The fact that the parties to a FLSA settlement agreement mutually desire to keep the terms of their agreement confidential does not, alone, outweigh the strong presumption in favor of public access to FLSA settlement agreements. Where an FLSA settlement agreement contains trade secrets, private information about a child, or could be used for scandalous or libelous purposes, then the interest in secrecy is sufficiently compelling to seal the agreement.

Non-Disclosure Provisions in FLSA Settlement Agreements

A number of courts have rejected provisions in FLSA settlement agreements that prohibit settling employees from discussing the terms of their settlement. As one such court explained,

Pragmatically, the best way for a worker to learn about his or her employment rights is directly or indirectly from a co-worker or an outside organization. Yet non-disclosure provisions prevent workers “from using a win to publicize both the wrongdoing of the employer and the possibility of success more generally.” For these reasons, a non-disclosure agreement in an FLSA settlement, even when the settlement papers are publicly available on the Court’s docket, is “contrary to well-established public policy” because it inhibits one of the FLSA’s primary goals — to ensure “that all workers are aware of their rights.”

Camacho v. Ess-A-Bagel, Inc., No. 14-cv-2592 (LAK) (S.D.N.Y. Jan. 9, 2015).

Similarly, an FLSA settlement agreement may not contain provisions that place restrictions on an attorney’s disclosure of the agreement because doing so would create an unethical restriction on the lawyer’s right to practice law.

Release Provisions in FLSA Settlement Agreements

Provisions in FLSA settlement agreements that provide for an employee’s release of “any and all claims against Defendants, known or unknown, which may have arisen up to the date of the Settlement Agreement” are unlawfully overbroad. Farthing v. Taher, Inc., No. 2:16-CV-08641-ODW (GJSx) (C.D. Cal. Nov. 9, 2017).

Federal courts across the country have refused to approve FLSA settlement agreements that contained overbroad release provisions:

  • Cheeks. v. Freeport Pancake House, Inc., 796 F. 3d 199, 206 (2d Cir. 2015) (discussing cases in which courts have rejected proposed FLSA settlements that contain an overbroad release);
  • Olano v. Designs by RJR, Ltd., No. 17-cv-5703 (S.D.N.Y. Oct. 6, 2017) (rejecting as unlawful “[a] provision [in an FLSA settlement agreement stating] that the payment constitutes full and final settlement of all past, present, and future claims and causes of action by Plaintiff against Defendants”); and
  • Moreno v. Regions Bank, 729 F. Supp. 1346, 1351 (M.D. Fla. 2010) (“[A]n employer is not entitled to use an FLSA claim . . . to leverage a release from liability unconnected to the FLSA.”).
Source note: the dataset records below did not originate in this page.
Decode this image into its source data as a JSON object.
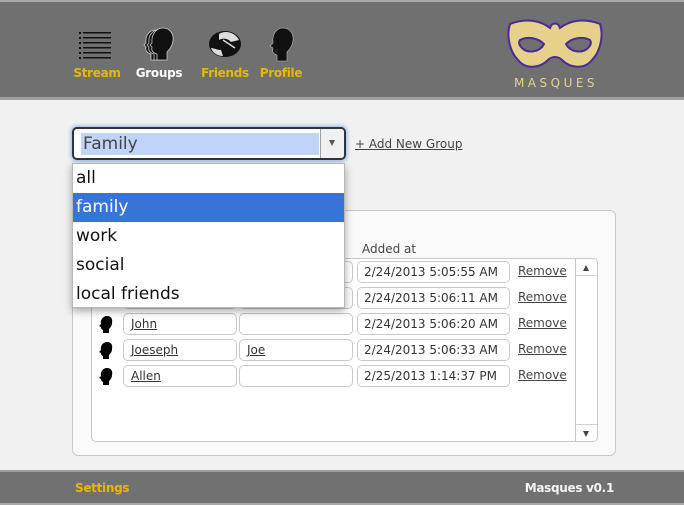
{
  "header": {
    "nav": [
      {
        "id": "stream",
        "label": "Stream",
        "icon": "list-icon",
        "active": false
      },
      {
        "id": "groups",
        "label": "Groups",
        "icon": "group-heads-icon",
        "active": true
      },
      {
        "id": "friends",
        "label": "Friends",
        "icon": "handshake-icon",
        "active": false
      },
      {
        "id": "profile",
        "label": "Profile",
        "icon": "head-silhouette-icon",
        "active": false
      }
    ],
    "logo_text": "MASQUES"
  },
  "group_select": {
    "selected": "Family",
    "options": [
      "all",
      "family",
      "work",
      "social",
      "local friends"
    ],
    "highlighted_option": "family",
    "add_group_label": "+ Add New Group"
  },
  "members_table": {
    "column_headers": {
      "added_at": "Added at"
    },
    "rows": [
      {
        "name": "",
        "nickname": "",
        "added_at": "2/24/2013 5:05:55 AM",
        "action": "Remove"
      },
      {
        "name": "",
        "nickname": "",
        "added_at": "2/24/2013 5:06:11 AM",
        "action": "Remove"
      },
      {
        "name": "John",
        "nickname": "",
        "added_at": "2/24/2013 5:06:20 AM",
        "action": "Remove"
      },
      {
        "name": "Joeseph",
        "nickname": "Joe",
        "added_at": "2/24/2013 5:06:33 AM",
        "action": "Remove"
      },
      {
        "name": "Allen",
        "nickname": "",
        "added_at": "2/25/2013 1:14:37 PM",
        "action": "Remove"
      }
    ]
  },
  "footer": {
    "settings_label": "Settings",
    "version": "Masques v0.1"
  },
  "colors": {
    "header_bg": "#707070",
    "nav_accent": "#e8b800",
    "nav_active": "#ffffff",
    "logo_mask": "#e6d18a",
    "logo_outline": "#4b2a9a",
    "selection_blue": "#3874d8"
  }
}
Non-Disparagement or “Gag-Order” Provisions in FLSA Settlement Agreements

Non-disparagement or “gag order” provisions found in settlement agreements will typically prohibit the plaintiff from discussing the details of the case or the terms of their settlement agreement unless required by law. Such provisions may also require that the settling party respond to questions about their case from others with a statement like, “The matter has been resolved.”

A number of courts have refused to approve FLSA settlement agreements that contain such provisions on the ground that they are contrary to the public’s interest in ensuring that employees are paid in compliance with the FLSA. See, e.g.,

  • Camacho v. ESS-A-BAGEL, INC., No. 14-cv-2592 (LAK) (S.D.N.Y. Jan. 9, 2015) (concluding that a provision in an FLSA settlement agreement that would require the parties to respond to questions about lawsuit with “[t]he Parties’ dispute has been amicably resolved” amounted to an impermissible “gag order”);
  • Olano v. Designs by RJR, Ltd., No. 17-cv-5703 (S.D.N.Y. Oct. 6, 2017) (refusing to approve a settlement agreement in an FLSA case that contained a “gag order” provision); and
  • Sakiko Fujiwara v. Sushi Yasuda Ltd., 58 F. Supp. 3d 424, 434 (S.D.N.Y. 2014) (“Nondisclosure agreements in FLSA settlements contravene public policy.”).

Waivers of Future Employment Provisions in FLSA Settlement Agreements

Employers sometimes hold grudges against employees who have filed employment claims against them in a lawsuit regardless of whether the claims had merit. In the context of settlement negotiations, employers will therefore sometimes push for the inclusion of a waiver provision preventing the employee from working for the employer’s company or any its affiliates in the future.

A number of courts have rejected FLSA settlement agreements that contained waivers of future employment provisions. See, for example, the following cases:

  • Olano v. Designs by RJR, Ltd., No. 17-cv-5703 (S.D.N.Y. Oct. 6, 2017) (refusing to approve an FLSA settlement agreement that contained a “waiver of [the plaintiff’s ability to seek or hold] future employment with Defendants or any of their affiliates, parent companies, subsidiaries, or successors”); and
  • Flores v. Food Express Rego Park, Inc., No. 15-CV-1410 (KAM) (SMG) (E.D.N.Y. Feb. 1, 2016) (observing that provisions waiving a plaintiff’s future employment with the defendant “is in some tension with the broad remedial purposes of the FLSA”).